The rules concerning primary and consequential damage allows the insurer to exclude the costs related to renewing the part that was defective prior to the damage, provided that the part was not class approved. Hence, it is a measure that seeks to balance the countervailing considerations of losses caused by faulty material and error in design. The exclusion of the costs of repairing the defective part places the risk of a poor business risk with the assured. At the same time, the assured will be compensated for the larger extent of the loss, the consequential damage, which will to a higher degree be unforeseeable.

Another aspect of the economic extent of cover is the general principle that the assured should not benefit from an insurance claim. When a defect results in a damage, the repairs will include both damage repairs and rectification of the defect. Cl. 12-4 only excludes costs related to the primary damage, also provided that the part was not approved by class. Thus, any other costs related to rectifying the defect will not be included in the exclusion. To ensure that the assured does not gain from the insurance settlement, Cl. 12-4 must be seen in connection with Cl. 12-1. It is stated in Cl. 12-1 sub-clause 1 that:

If the vessel has been damaged without the rules relating to total loss being applicable, the insurer is liable for the costs of repairing the damage in such a manner that the vessel is restored to the condition it was in prior to the occurrence of the damage.”

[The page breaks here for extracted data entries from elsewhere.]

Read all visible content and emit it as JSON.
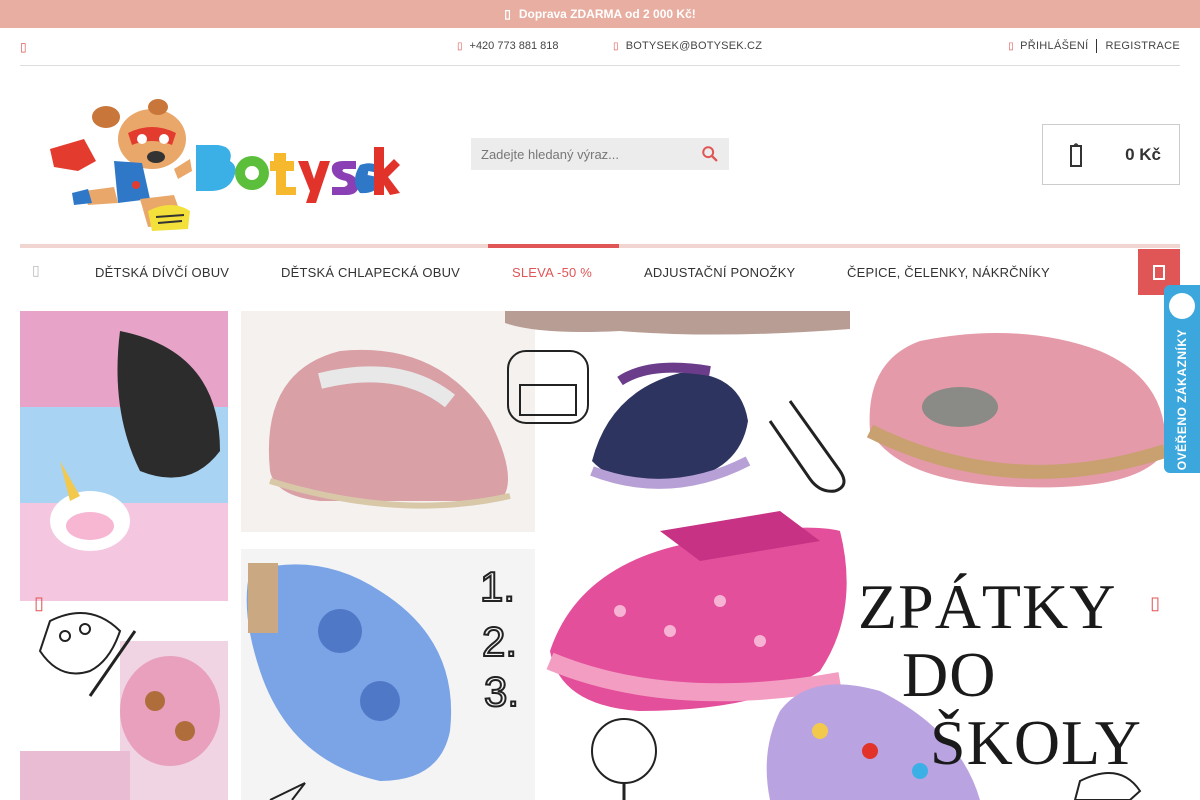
{
  "promo": {
    "text": "Doprava ZDARMA od 2 000 Kč!",
    "icon": "truck-icon"
  },
  "topbar": {
    "phone": "+420 773 881 818",
    "email": "BOTYSEK@BOTYSEK.CZ",
    "login": "PŘIHLÁŠENÍ",
    "register": "REGISTRACE"
  },
  "header": {
    "search_placeholder": "Zadejte hledaný výraz...",
    "cart_total": "0 Kč"
  },
  "nav": {
    "items": [
      "DĚTSKÁ DÍVČÍ OBUV",
      "DĚTSKÁ CHLAPECKÁ OBUV",
      "SLEVA -50 %",
      "ADJUSTAČNÍ PONOŽKY",
      "ČEPICE, ČELENKY, NÁKRČNÍKY"
    ]
  },
  "hero": {
    "title_line1": "ZPÁTKY",
    "title_line2": "DO",
    "title_line3": "ŠKOLY"
  },
  "verified_badge": {
    "text": "OVĚŘENO ZÁKAZNÍKY"
  },
  "colors": {
    "accent": "#e05555",
    "promo_bg": "#e8aea1",
    "verified_bg": "#3ba7dd"
  }
}
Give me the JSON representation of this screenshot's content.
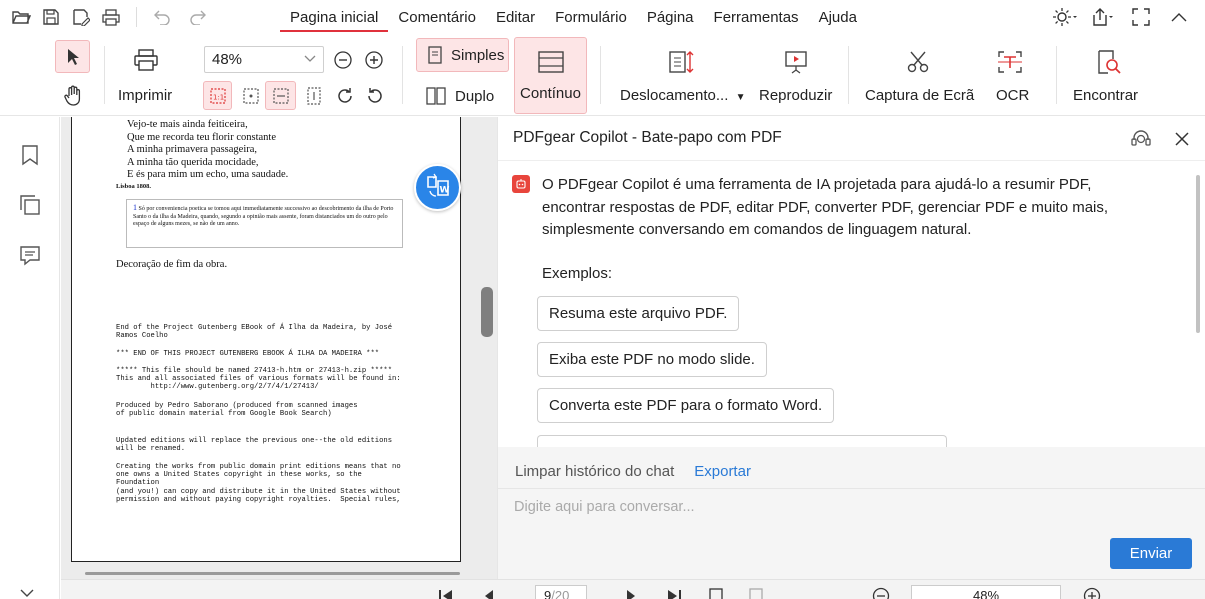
{
  "menu": {
    "tabs": [
      "Pagina inicial",
      "Comentário",
      "Editar",
      "Formulário",
      "Página",
      "Ferramentas",
      "Ajuda"
    ],
    "active_tab": "Pagina inicial"
  },
  "ribbon": {
    "print_label": "Imprimir",
    "zoom_value": "48%",
    "single_label": "Simples",
    "double_label": "Duplo",
    "continuous_label": "Contínuo",
    "scroll_label": "Deslocamento...",
    "play_label": "Reproduzir",
    "capture_label": "Captura de Ecrã",
    "ocr_label": "OCR",
    "find_label": "Encontrar"
  },
  "document": {
    "poem_lines": [
      "Vejo-te mais ainda feiticeira,",
      "Que me recorda teu florir constante",
      "A minha primavera passageira,",
      "A minha tão querida mocidade,",
      "E és para mim um echo, uma saudade."
    ],
    "place_date": "Lisboa 1808.",
    "footnote_number": "1",
    "footnote_text": "Só por conveniencia poetica se tomou aqui immediatamente successivo ao descobrimento da ilha de Porto Santo o da ilha da Madeira, quando, segundo a opinião mais assente, foram distanciados um do outro pelo espaço de alguns mezes, se não de um anno.",
    "decoration": "Decoração de fim da obra.",
    "mono_blocks": [
      "End of the Project Gutenberg EBook of Á Ilha da Madeira, by José\nRamos Coelho",
      "*** END OF THIS PROJECT GUTENBERG EBOOK Á ILHA DA MADEIRA ***",
      "***** This file should be named 27413-h.htm or 27413-h.zip *****\nThis and all associated files of various formats will be found in:\n        http://www.gutenberg.org/2/7/4/1/27413/",
      "Produced by Pedro Saborano (produced from scanned images\nof public domain material from Google Book Search)",
      "Updated editions will replace the previous one--the old editions\nwill be renamed.",
      "Creating the works from public domain print editions means that no\none owns a United States copyright in these works, so the\nFoundation\n(and you!) can copy and distribute it in the United States without\npermission and without paying copyright royalties.  Special rules,"
    ]
  },
  "status": {
    "page_current": "9",
    "page_total": "/20",
    "zoom": "48%"
  },
  "copilot": {
    "title": "PDFgear Copilot - Bate-papo com PDF",
    "intro": "O PDFgear Copilot é uma ferramenta de IA projetada para ajudá-lo a resumir PDF, encontrar respostas de PDF, editar PDF, converter PDF, gerenciar PDF e muito mais, simplesmente conversando em comandos de linguagem natural.",
    "examples_label": "Exemplos:",
    "examples": [
      "Resuma este arquivo PDF.",
      "Exiba este PDF no modo slide.",
      "Converta este PDF para o formato Word."
    ],
    "clear_history": "Limpar histórico do chat",
    "export": "Exportar",
    "input_placeholder": "Digite aqui para conversar...",
    "send": "Enviar"
  },
  "colors": {
    "accent_red": "#e0313c",
    "accent_blue": "#2a7ad6",
    "selected_bg": "#fde5e6"
  }
}
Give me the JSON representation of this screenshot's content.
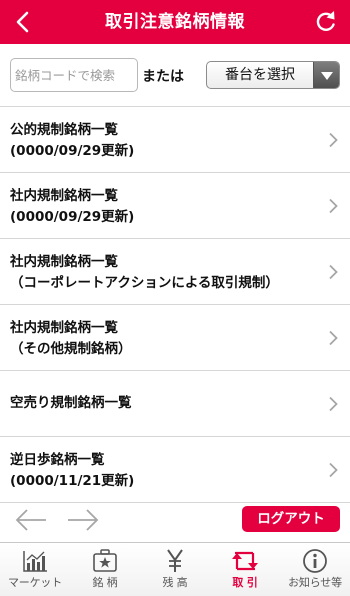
{
  "header": {
    "title": "取引注意銘柄情報"
  },
  "search": {
    "placeholder": "銘柄コードで検索",
    "or_label": "または",
    "select_label": "番台を選択"
  },
  "rows": [
    {
      "line1": "公的規制銘柄一覧",
      "line2": "(0000/09/29更新)"
    },
    {
      "line1": "社内規制銘柄一覧",
      "line2": "(0000/09/29更新)"
    },
    {
      "line1": "社内規制銘柄一覧",
      "line2": "（コーポレートアクションによる取引規制）"
    },
    {
      "line1": "社内規制銘柄一覧",
      "line2": "（その他規制銘柄）"
    },
    {
      "line1": "空売り規制銘柄一覧",
      "line2": ""
    },
    {
      "line1": "逆日歩銘柄一覧",
      "line2": "(0000/11/21更新)"
    }
  ],
  "logout_label": "ログアウト",
  "tabs": [
    {
      "label": "マーケット",
      "icon": "chart-icon",
      "active": false
    },
    {
      "label": "銘 柄",
      "icon": "briefcase-star-icon",
      "active": false
    },
    {
      "label": "残 高",
      "icon": "yen-icon",
      "active": false
    },
    {
      "label": "取 引",
      "icon": "trade-arrows-icon",
      "active": true
    },
    {
      "label": "お知らせ等",
      "icon": "info-icon",
      "active": false
    }
  ],
  "colors": {
    "brand": "#e4003f",
    "arrow_gray": "#a6a6a6"
  }
}
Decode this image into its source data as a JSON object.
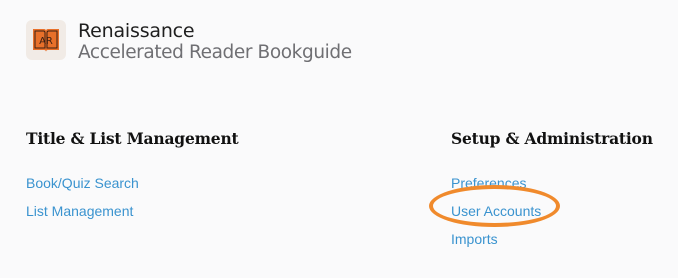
{
  "header": {
    "brand_name": "Renaissance",
    "product_name": "Accelerated Reader Bookguide",
    "logo_text": "AR",
    "logo_color": "#e8702a"
  },
  "left_section": {
    "title": "Title & List Management",
    "links": [
      {
        "label": "Book/Quiz Search"
      },
      {
        "label": "List Management"
      }
    ]
  },
  "right_section": {
    "title": "Setup & Administration",
    "links": [
      {
        "label": "Preferences"
      },
      {
        "label": "User Accounts"
      },
      {
        "label": "Imports"
      }
    ]
  },
  "colors": {
    "link": "#3a93cf",
    "highlight": "#f08a2c",
    "background": "#fafafb"
  }
}
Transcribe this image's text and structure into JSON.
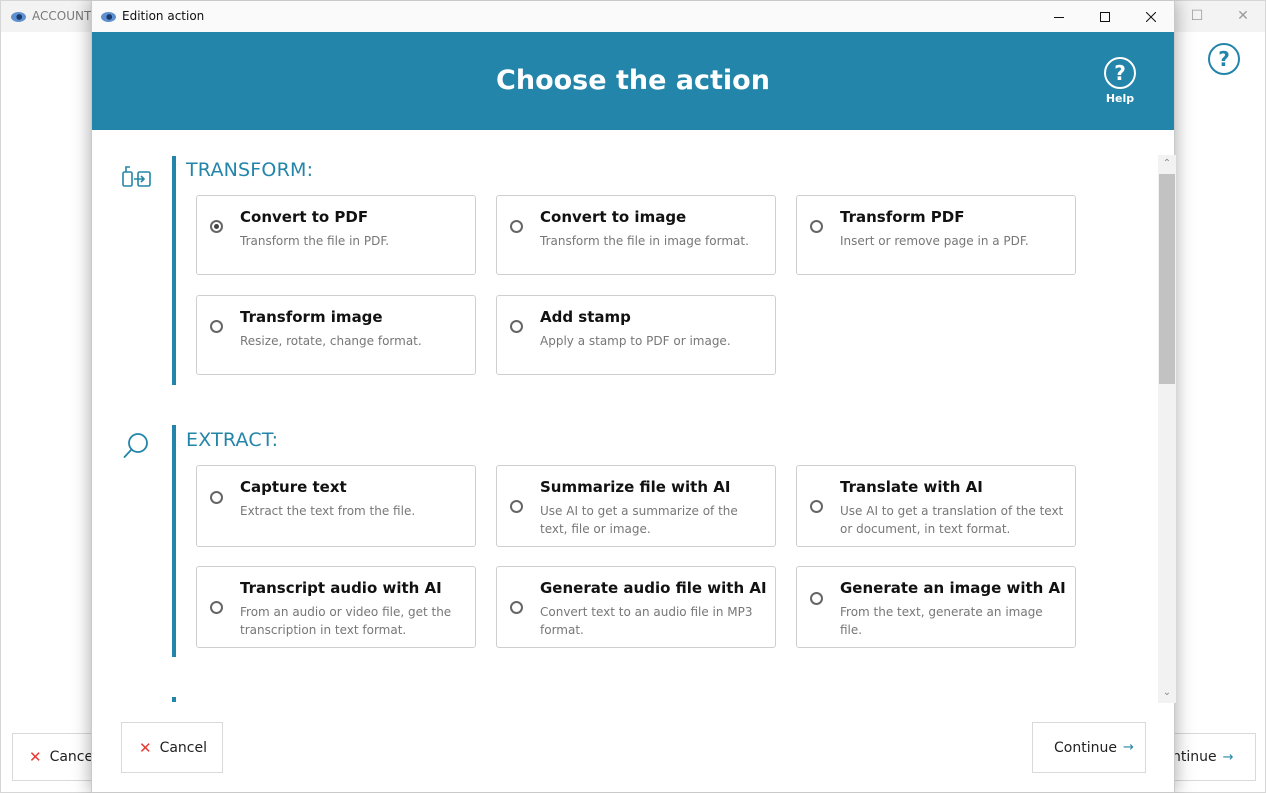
{
  "background_window": {
    "title": "ACCOUNT",
    "help_glyph": "?",
    "cancel_label": "Cancel",
    "continue_label": "ntinue"
  },
  "modal": {
    "title": "Edition action",
    "header_title": "Choose the action",
    "help_glyph": "?",
    "help_label": "Help",
    "accent_color": "#2385a9"
  },
  "sections": [
    {
      "title": "TRANSFORM:",
      "icon": "transform-icon",
      "actions": [
        {
          "title": "Convert to PDF",
          "desc": "Transform the file in PDF.",
          "selected": true
        },
        {
          "title": "Convert to image",
          "desc": "Transform the file in image format.",
          "selected": false
        },
        {
          "title": "Transform PDF",
          "desc": "Insert or remove page in a PDF.",
          "selected": false
        },
        {
          "title": "Transform image",
          "desc": "Resize, rotate, change format.",
          "selected": false
        },
        {
          "title": "Add stamp",
          "desc": "Apply a stamp to PDF or image.",
          "selected": false
        }
      ]
    },
    {
      "title": "EXTRACT:",
      "icon": "search-icon",
      "actions": [
        {
          "title": "Capture text",
          "desc": "Extract the text from the file.",
          "selected": false
        },
        {
          "title": "Summarize file with AI",
          "desc": "Use AI to get a summarize of the text, file or image.",
          "selected": false
        },
        {
          "title": "Translate with AI",
          "desc": "Use AI to get a translation of the text or document, in text format.",
          "selected": false
        },
        {
          "title": "Transcript audio with AI",
          "desc": "From an audio or video file, get the transcription in text format.",
          "selected": false
        },
        {
          "title": "Generate audio file with AI",
          "desc": "Convert text to an audio file in MP3 format.",
          "selected": false
        },
        {
          "title": "Generate an image with AI",
          "desc": "From the text, generate an image file.",
          "selected": false
        }
      ]
    }
  ],
  "footer": {
    "cancel_label": "Cancel",
    "continue_label": "Continue"
  }
}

The principle of betterments is further specified in Cl. 12-1 sub-clause 3:

If the repairs have resulted in special advantages for the assured because the vessel has been strengthened or the equipment improved, a deduction from the compensation shall be made limited to the additional costs caused by the strengthening or the improvement.”(20) The content of Cl. 12-1 sub-clause 3 is only a clarification of sub-clause 1, and is to some extent superfluous, cf. Commentary p. 280

The starting point in Cl. 12-1 is that the assured shall be compensated for all costs in connection with the repairs, and thus be put in the same economic situation as before the damage occurred. Hence, Cl. 12-1 directly addresses the principle that the assured should not benefit from the casualty.

The connection between the Cl. 12-1 and Cl. 12-4 is emphasized in the Commentary on page 294:

…the principles in Cl. 12-1 apply and the insurer is not liable for any additional costs that are incurred for the purpose of rectifying the original error. The insurer’s obligation under Cl. 12-1 is to pay for the cost of restoring the vessel to the same condition it had before the casualty. The extra costs of any improvements must be for the account of the assured.”

Consequently, Cl. 12-4 is supplemented by Cl. 12-1. As a result, the assured will not get compensated for the costs of rectifying and improving the faulty material or error in design, even if the defective part was approved by the classification society. However, the deduction is “subject to the condition that the strengthening or the improvement has made the repairs more expensive”.(21) Commentary, p. 280

To summarize, the economic extent of cover in Cl. 12-4 will to some extent work as a measure to ensure that risk connected to faulty material and error in design is placed for the assured’s account. At det same time, the consequential losses, which will be more unforeseeable, are covered by the insurance. Consequently, Cl. 12-4 balances the countervailing considerations and principles that apply for losses caused by error in design and faulty material. The clause does not, however, exclude all expenses related to improvement of the defective material or design. The consolidated structure of the Nordic Marine Insurance Plan ensures that the general principles in Cl. 12-1 supplements Cl. 12-4. This way, compensation is limited to the actual costs of restoring the vessel and thus ensures that the assured does not benefit from the damage.